Never That Far From HopkinsDate: November 28, 2012
Russell Postier has come full circle.
Chair of the Department of Surgery for the University of Oklahoma (OU) College of Medicine and former chairman of the American Board of Surgery, Postier grew up in Oklahoma and went to college and medical school there. When he attended OU as a medical student, the majority of the professors including the chair had a Johns Hopkins connection or trained at Hopkins. They encouraged Postier and one of his classmates to apply for residency at Hopkins; Postier came in 1975 for residency, and when he finished in 1981 he returned to OU as an assistant professor, working for Hopkins alums Rainey Williams and Ron Elkins. Postier became chair of surgery in 1997.
His Hopkins connections continued during his leadership roles with the American Board of Surgery (ABS). Postier said when his name came up to chair the ABS in 2008, at least four of the 26 surgery program directors in the organization had trained at Hopkins. There were at least three other Hopkins alums active in the ABS during most of his tenure, Postier says, so “going to board meetings was almost like going to Old Hands meetings.”
“I never dreamed of (leading the ABS)—to me it would be like winning the lottery,” says Postier, whose interests lie in gastrointestinal, biliary and pancreatic surgeries. “It was the highlight of my academic surgery career.”
During his time as president, the ABS redefined the curriculum for general surgery residents, working with six other organizations, including the Association of Program Directors in Surgery, to create the Surgical Council on Resident Education (SCORE) curriculum.
When the leaders got together to discuss what a general surgeon should do and in which operations they should be proficient, Postier says, most had trained a generation ahead of current residents, and some of the operations he and his colleagues had learned had been made obsolete by improvements in medical technology. For example, during Postier’s training, common bile duct explorations to remove stones or other blockages were open procedures. Today, stones are removed more commonly by endoscopy. In fact, in reviewing recent surgical procedures completed by residents, Postier and colleagues could not find any reports of open procedures. They decided that teaching the operation in a simulated environment would be unreasonable, so they dropped it from residents’ requirements.
Postier and ABS colleagues, with the Society of Surgical Oncology, also worked to better define fellowships in surgical oncology, carefully figuring out how to advance the field but not threaten the role of general surgeons operating on cancer patients in community hospital settings.
At Hopkins, Postier says he fondly remembers working hard, living in the Compound, and the high-quality chief residents he worked with, which he appreciated throughout his training and when he became a chief resident himself.
The idea that surgical residents had to balance patient care, teaching and research “permeated the entire place,” Postier says. “Less than excellence was unacceptable and you tried hard to meet that challenge.”

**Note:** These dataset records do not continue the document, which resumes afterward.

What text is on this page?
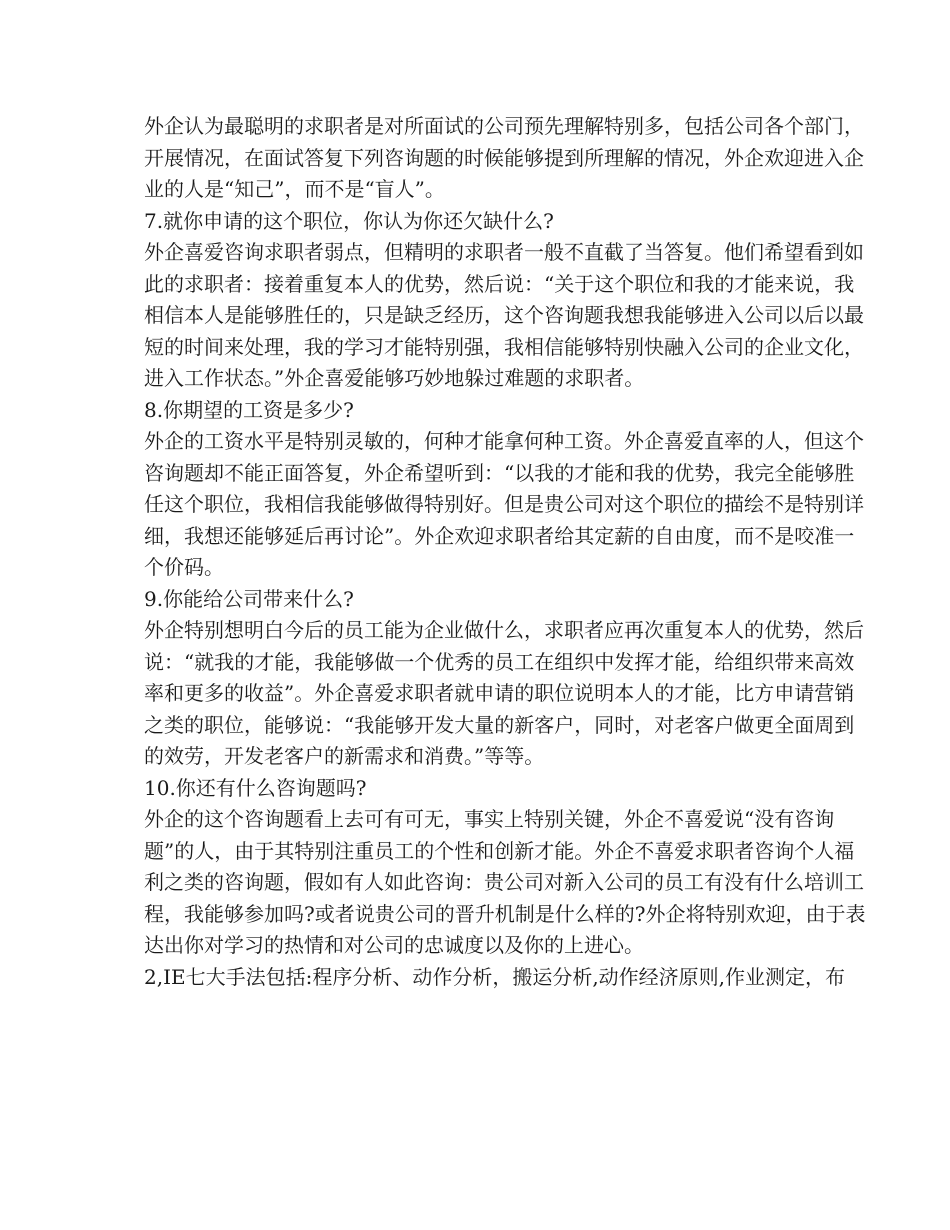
外企认为最聪明的求职者是对所面试的公司预先理解特别多，包括公司各个部门，
开展情况，在面试答复下列咨询题的时候能够提到所理解的情况，外企欢迎进入企
业的人是“知己”，而不是“盲人”。
7.就你申请的这个职位，你认为你还欠缺什么?
外企喜爱咨询求职者弱点，但精明的求职者一般不直截了当答复。他们希望看到如
此的求职者：接着重复本人的优势，然后说：“关于这个职位和我的才能来说，我
相信本人是能够胜任的，只是缺乏经历，这个咨询题我想我能够进入公司以后以最
短的时间来处理，我的学习才能特别强，我相信能够特别快融入公司的企业文化，
进入工作状态。”外企喜爱能够巧妙地躲过难题的求职者。
8.你期望的工资是多少?
外企的工资水平是特别灵敏的，何种才能拿何种工资。外企喜爱直率的人，但这个
咨询题却不能正面答复，外企希望听到：“以我的才能和我的优势，我完全能够胜
任这个职位，我相信我能够做得特别好。但是贵公司对这个职位的描绘不是特别详
细，我想还能够延后再讨论”。外企欢迎求职者给其定薪的自由度，而不是咬准一
个价码。
9.你能给公司带来什么?
外企特别想明白今后的员工能为企业做什么，求职者应再次重复本人的优势，然后
说：“就我的才能，我能够做一个优秀的员工在组织中发挥才能，给组织带来高效
率和更多的收益”。外企喜爱求职者就申请的职位说明本人的才能，比方申请营销
之类的职位，能够说：“我能够开发大量的新客户，同时，对老客户做更全面周到
的效劳，开发老客户的新需求和消费。”等等。
10.你还有什么咨询题吗?
外企的这个咨询题看上去可有可无，事实上特别关键，外企不喜爱说“没有咨询
题”的人，由于其特别注重员工的个性和创新才能。外企不喜爱求职者咨询个人福
利之类的咨询题，假如有人如此咨询：贵公司对新入公司的员工有没有什么培训工
程，我能够参加吗?或者说贵公司的晋升机制是什么样的?外企将特别欢迎，由于表
达出你对学习的热情和对公司的忠诚度以及你的上进心。
2,IE七大手法包括:程序分析、动作分析，搬运分析,动作经济原则,作业测定，布
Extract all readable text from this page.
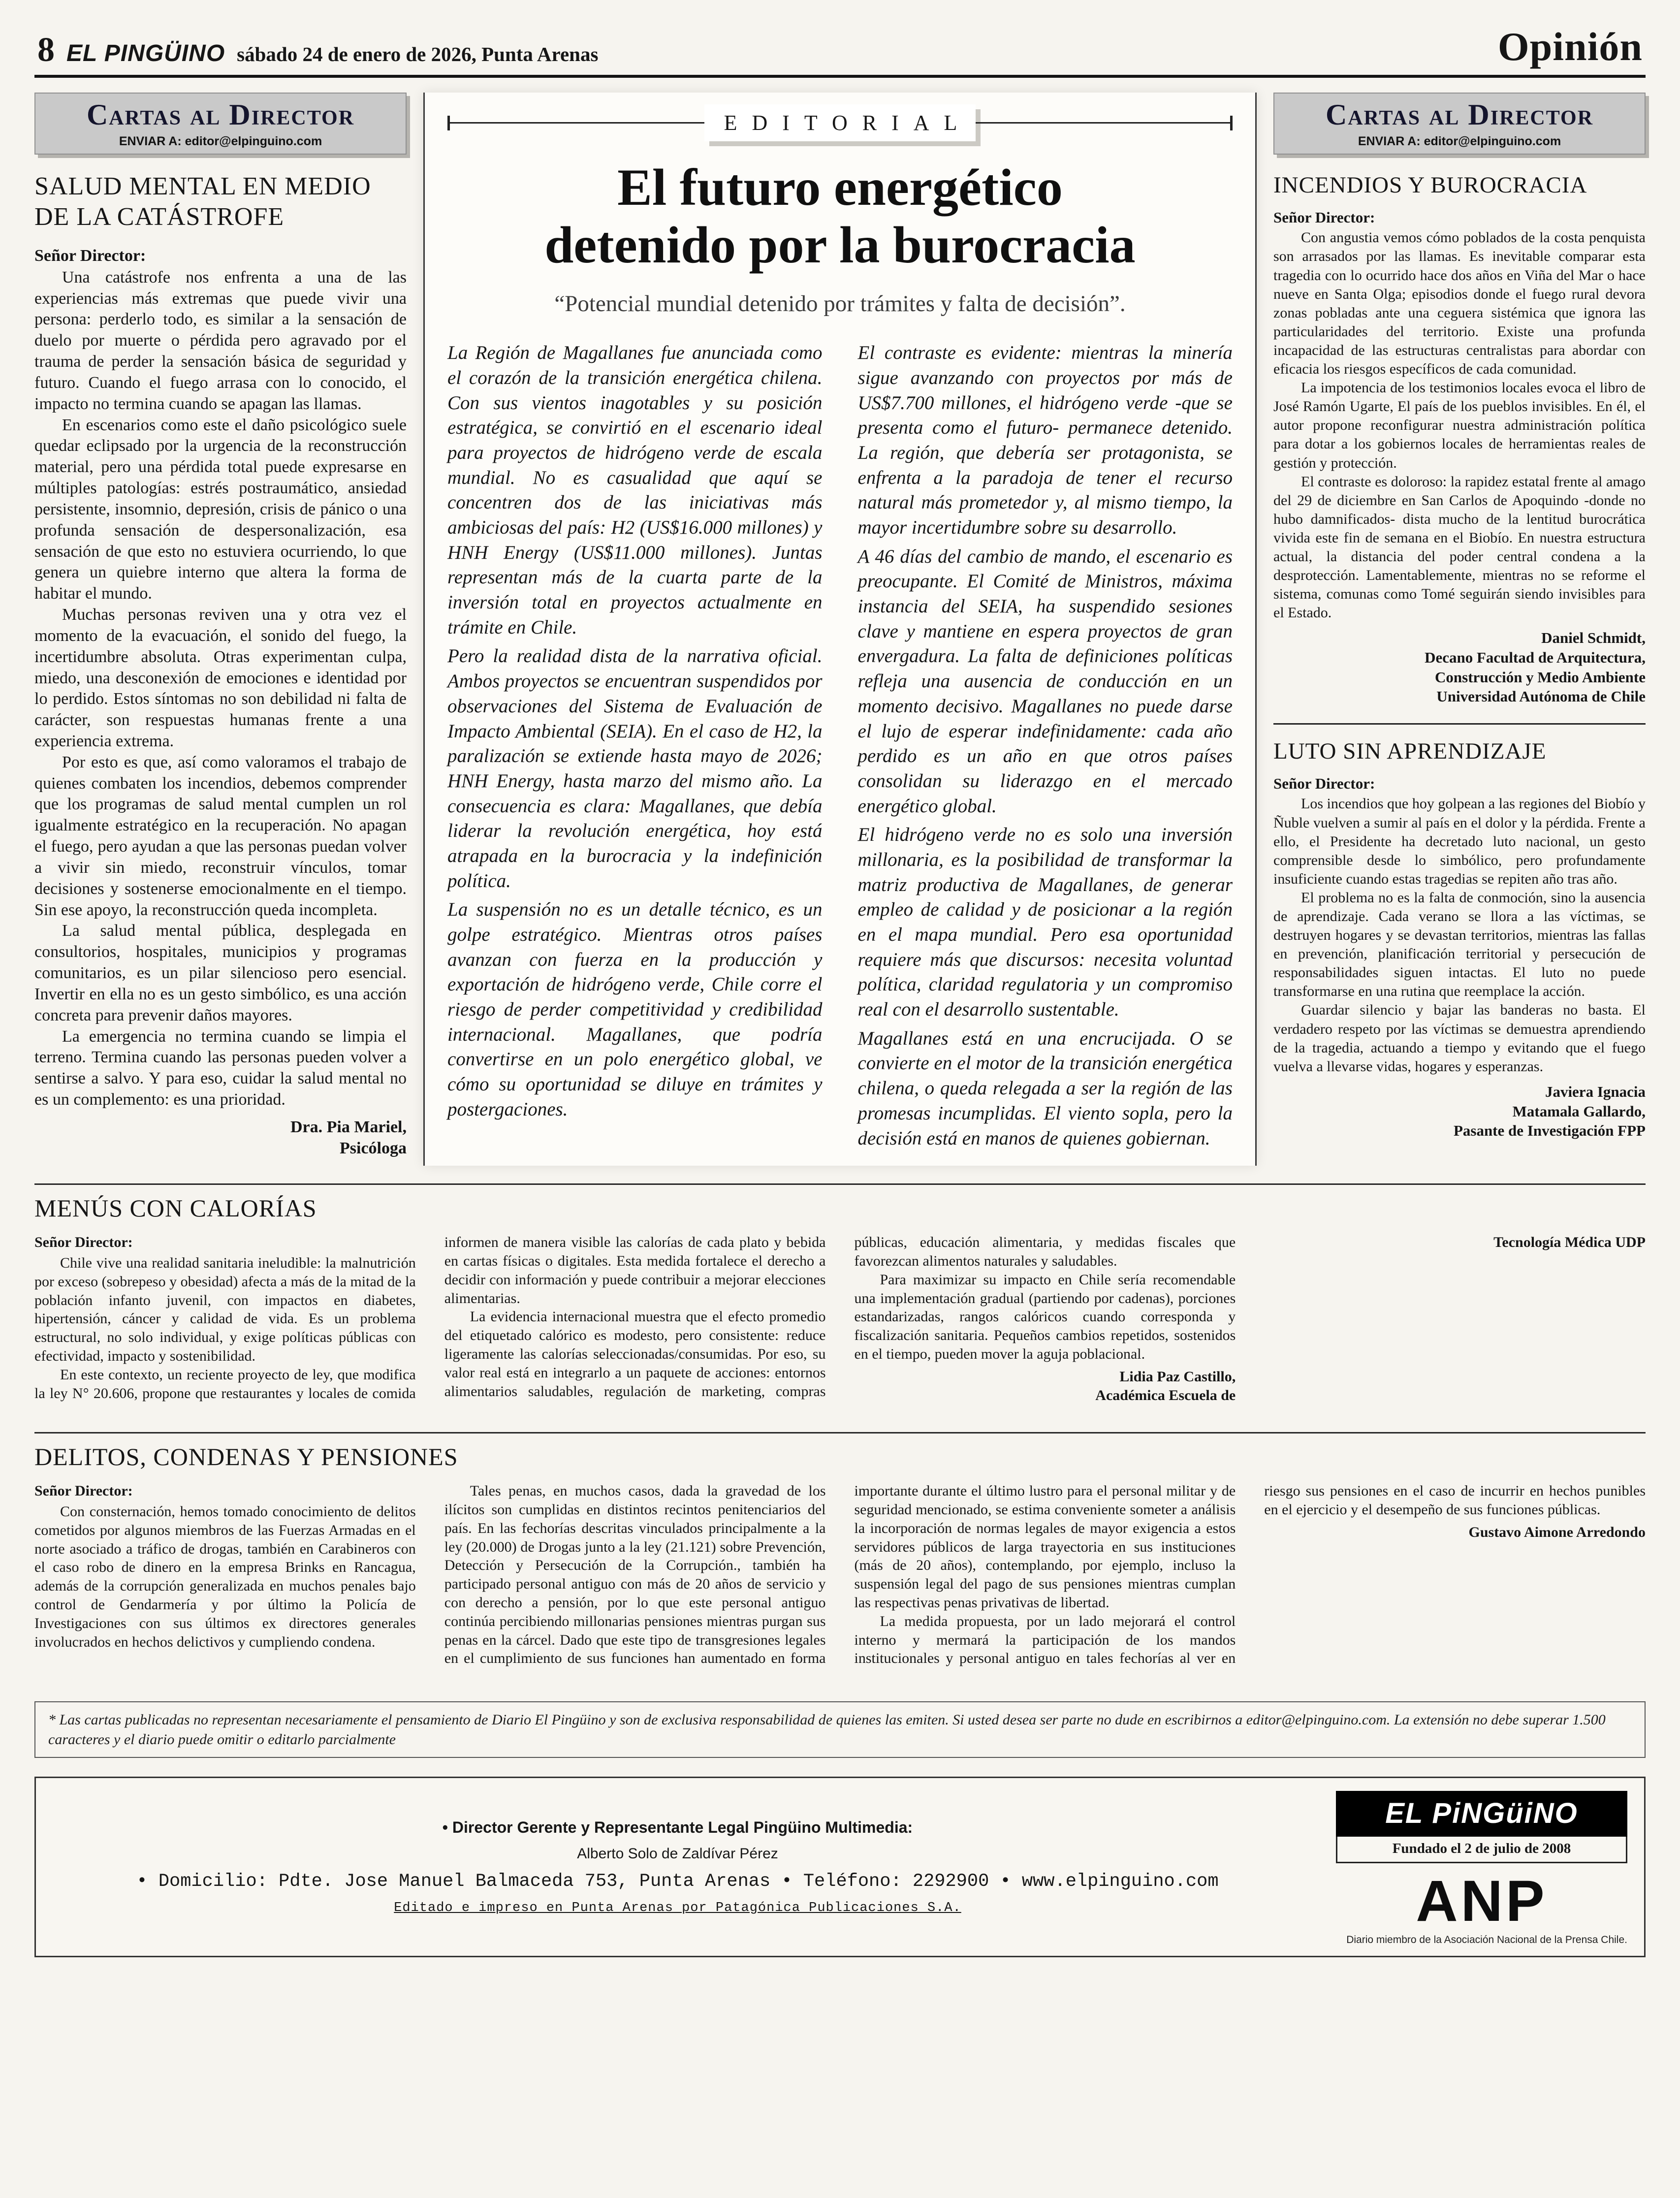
8 EL PINGÜINO sábado 24 de enero de 2026, Punta Arenas	Opinión
Cartas al Director
ENVIAR A: editor@elpinguino.com
SALUD MENTAL EN MEDIO DE LA CATÁSTROFE
Señor Director:

Una catástrofe nos enfrenta a una de las experiencias más extremas que puede vivir una persona: perderlo todo, es similar a la sensación de duelo por muerte o pérdida pero agravado por el trauma de perder la sensación básica de seguridad y futuro. Cuando el fuego arrasa con lo conocido, el impacto no termina cuando se apagan las llamas.

En escenarios como este el daño psicológico suele quedar eclipsado por la urgencia de la reconstrucción material, pero una pérdida total puede expresarse en múltiples patologías: estrés postraumático, ansiedad persistente, insomnio, depresión, crisis de pánico o una profunda sensación de despersonalización, esa sensación de que esto no estuviera ocurriendo, lo que genera un quiebre interno que altera la forma de habitar el mundo.

Muchas personas reviven una y otra vez el momento de la evacuación, el sonido del fuego, la incertidumbre absoluta. Otras experimentan culpa, miedo, una desconexión de emociones e identidad por lo perdido. Estos síntomas no son debilidad ni falta de carácter, son respuestas humanas frente a una experiencia extrema.

Por esto es que, así como valoramos el trabajo de quienes combaten los incendios, debemos comprender que los programas de salud mental cumplen un rol igualmente estratégico en la recuperación. No apagan el fuego, pero ayudan a que las personas puedan volver a vivir sin miedo, reconstruir vínculos, tomar decisiones y sostenerse emocionalmente en el tiempo. Sin ese apoyo, la reconstrucción queda incompleta.

La salud mental pública, desplegada en consultorios, hospitales, municipios y programas comunitarios, es un pilar silencioso pero esencial. Invertir en ella no es un gesto simbólico, es una acción concreta para prevenir daños mayores.

La emergencia no termina cuando se limpia el terreno. Termina cuando las personas pueden volver a sentirse a salvo. Y para eso, cuidar la salud mental no es un complemento: es una prioridad.

Dra. Pia Mariel,
Psicóloga
EDITORIAL
El futuro energético
detenido por la burocracia
“Potencial mundial detenido por trámites y falta de decisión”.

La Región de Magallanes fue anunciada como el corazón de la transición energética chilena. Con sus vientos inagotables y su posición estratégica, se convirtió en el escenario ideal para proyectos de hidrógeno verde de escala mundial. No es casualidad que aquí se concentren dos de las iniciativas más ambiciosas del país: H2 (US$16.000 millones) y HNH Energy (US$11.000 millones). Juntas representan más de la cuarta parte de la inversión total en proyectos actualmente en trámite en Chile.

Pero la realidad dista de la narrativa oficial. Ambos proyectos se encuentran suspendidos por observaciones del Sistema de Evaluación de Impacto Ambiental (SEIA). En el caso de H2, la paralización se extiende hasta mayo de 2026; HNH Energy, hasta marzo del mismo año. La consecuencia es clara: Magallanes, que debía liderar la revolución energética, hoy está atrapada en la burocracia y la indefinición política.

La suspensión no es un detalle técnico, es un golpe estratégico. Mientras otros países avanzan con fuerza en la producción y exportación de hidrógeno verde, Chile corre el riesgo de perder competitividad y credibilidad internacional. Magallanes, que podría convertirse en un polo energético global, ve cómo su oportunidad se diluye en trámites y postergaciones.

El contraste es evidente: mientras la minería sigue avanzando con proyectos por más de US$7.700 millones, el hidrógeno verde -que se presenta como el futuro- permanece detenido. La región, que debería ser protagonista, se enfrenta a la paradoja de tener el recurso natural más prometedor y, al mismo tiempo, la mayor incertidumbre sobre su desarrollo.

A 46 días del cambio de mando, el escenario es preocupante. El Comité de Ministros, máxima instancia del SEIA, ha suspendido sesiones clave y mantiene en espera proyectos de gran envergadura. La falta de definiciones políticas refleja una ausencia de conducción en un momento decisivo. Magallanes no puede darse el lujo de esperar indefinidamente: cada año perdido es un año en que otros países consolidan su liderazgo en el mercado energético global.

El hidrógeno verde no es solo una inversión millonaria, es la posibilidad de transformar la matriz productiva de Magallanes, de generar empleo de calidad y de posicionar a la región en el mapa mundial. Pero esa oportunidad requiere más que discursos: necesita voluntad política, claridad regulatoria y un compromiso real con el desarrollo sustentable.

Magallanes está en una encrucijada. O se convierte en el motor de la transición energética chilena, o queda relegada a ser la región de las promesas incumplidas. El viento sopla, pero la decisión está en manos de quienes gobiernan.

Cartas al Director
ENVIAR A: editor@elpinguino.com
INCENDIOS Y BUROCRACIA
Señor Director:

Con angustia vemos cómo poblados de la costa penquista son arrasados por las llamas. Es inevitable comparar esta tragedia con lo ocurrido hace dos años en Viña del Mar o hace nueve en Santa Olga; episodios donde el fuego rural devora zonas pobladas ante una ceguera sistémica que ignora las particularidades del territorio. Existe una profunda incapacidad de las estructuras centralistas para abordar con eficacia los riesgos específicos de cada comunidad.

La impotencia de los testimonios locales evoca el libro de José Ramón Ugarte, El país de los pueblos invisibles. En él, el autor propone reconfigurar nuestra administración política para dotar a los gobiernos locales de herramientas reales de gestión y protección.

El contraste es doloroso: la rapidez estatal frente al amago del 29 de diciembre en San Carlos de Apoquindo -donde no hubo damnificados- dista mucho de la lentitud burocrática vivida este fin de semana en el Biobío. En nuestra estructura actual, la distancia del poder central condena a la desprotección. Lamentablemente, mientras no se reforme el sistema, comunas como Tomé seguirán siendo invisibles para el Estado.

Daniel Schmidt,
Decano Facultad de Arquitectura,
Construcción y Medio Ambiente
Universidad Autónoma de Chile
LUTO SIN APRENDIZAJE
Señor Director:

Los incendios que hoy golpean a las regiones del Biobío y Ñuble vuelven a sumir al país en el dolor y la pérdida. Frente a ello, el Presidente ha decretado luto nacional, un gesto comprensible desde lo simbólico, pero profundamente insuficiente cuando estas tragedias se repiten año tras año.

El problema no es la falta de conmoción, sino la ausencia de aprendizaje. Cada verano se llora a las víctimas, se destruyen hogares y se devastan territorios, mientras las fallas en prevención, planificación territorial y persecución de responsabilidades siguen intactas. El luto no puede transformarse en una rutina que reemplace la acción.

Guardar silencio y bajar las banderas no basta. El verdadero respeto por las víctimas se demuestra aprendiendo de la tragedia, actuando a tiempo y evitando que el fuego vuelva a llevarse vidas, hogares y esperanzas.

Javiera Ignacia
Matamala Gallardo,
Pasante de Investigación FPP
MENÚS CON CALORÍAS
Señor Director:

Chile vive una realidad sanitaria ineludible: la malnutrición por exceso (sobrepeso y obesidad) afecta a más de la mitad de la población infanto juvenil, con impactos en diabetes, hipertensión, cáncer y calidad de vida. Es un problema estructural, no solo individual, y exige políticas públicas con efectividad, impacto y sostenibilidad.

En este contexto, un reciente proyecto de ley, que modifica la ley N° 20.606, propone que restaurantes y locales de comida informen de manera visible las calorías de cada plato y bebida en cartas físicas o digitales. Esta medida fortalece el derecho a decidir con información y puede contribuir a mejorar elecciones alimentarias.

La evidencia internacional muestra que el efecto promedio del etiquetado calórico es modesto, pero consistente: reduce ligeramente las calorías seleccionadas/consumidas. Por eso, su valor real está en integrarlo a un paquete de acciones: entornos alimentarios saludables, regulación de marketing, compras públicas, educación alimentaria, y medidas fiscales que favorezcan alimentos naturales y saludables.

Para maximizar su impacto en Chile sería recomendable una implementación gradual (partiendo por cadenas), porciones estandarizadas, rangos calóricos cuando corresponda y fiscalización sanitaria. Pequeños cambios repetidos, sostenidos en el tiempo, pueden mover la aguja poblacional.

Lidia Paz Castillo,
Académica Escuela de
Tecnología Médica UDP
DELITOS, CONDENAS Y PENSIONES
Señor Director:

Con consternación, hemos tomado conocimiento de delitos cometidos por algunos miembros de las Fuerzas Armadas en el norte asociado a tráfico de drogas, también en Carabineros con el caso robo de dinero en la empresa Brinks en Rancagua, además de la corrupción generalizada en muchos penales bajo control de Gendarmería y por último la Policía de Investigaciones con sus últimos ex directores generales involucrados en hechos delictivos y cumpliendo condena.

Tales penas, en muchos casos, dada la gravedad de los ilícitos son cumplidas en distintos recintos penitenciarios del país. En las fechorías descritas vinculados principalmente a la ley (20.000) de Drogas junto a la ley (21.121) sobre Prevención, Detección y Persecución de la Corrupción., también ha participado personal antiguo con más de 20 años de servicio y con derecho a pensión, por lo que este personal antiguo continúa percibiendo millonarias pensiones mientras purgan sus penas en la cárcel. Dado que este tipo de transgresiones legales en el cumplimiento de sus funciones han aumentado en forma importante durante el último lustro para el personal militar y de seguridad mencionado, se estima conveniente someter a análisis la incorporación de normas legales de mayor exigencia a estos servidores públicos de larga trayectoria en sus instituciones (más de 20 años), contemplando, por ejemplo, incluso la suspensión legal del pago de sus pensiones mientras cumplan las respectivas penas privativas de libertad.

La medida propuesta, por un lado mejorará el control interno y mermará la participación de los mandos institucionales y personal antiguo en tales fechorías al ver en riesgo sus pensiones en el caso de incurrir en hechos punibles en el ejercicio y el desempeño de sus funciones públicas.

Gustavo Aimone Arredondo

* Las cartas publicadas no representan necesariamente el pensamiento de Diario El Pingüino y son de exclusiva responsabilidad de quienes las emiten. Si usted desea ser parte no dude en escribirnos a editor@elpinguino.com. La extensión no debe superar 1.500 caracteres y el diario puede omitir o editarlo parcialmente

• Director Gerente y Representante Legal Pingüino Multimedia:
Alberto Solo de Zaldívar Pérez
• Domicilio: Pdte. Jose Manuel Balmaceda 753, Punta Arenas • Teléfono: 2292900 • www.elpinguino.com
Editado e impreso en Punta Arenas por Patagónica Publicaciones S.A.
EL PiNGüiNO
Fundado el 2 de julio de 2008
ANP
Diario miembro de la Asociación Nacional de la Prensa Chile.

Today the residency programs at OU, which Postier directed for 15 years before becoming chair, “continue to have a strong Hopkins flavor,” he says.
“Work hours have evolved and changed, and resident expectations have changed,” he says, “but as long as you keep patient-centered care as the focus, you are going to have a strong program.”
Many of Postier’s trainees went to Hopkins for fellowships, some of whom have come back to OU for full-time positions. “The Hopkins-Oklahoma connection,” he says, “is still strong, and beneficial to both groups.”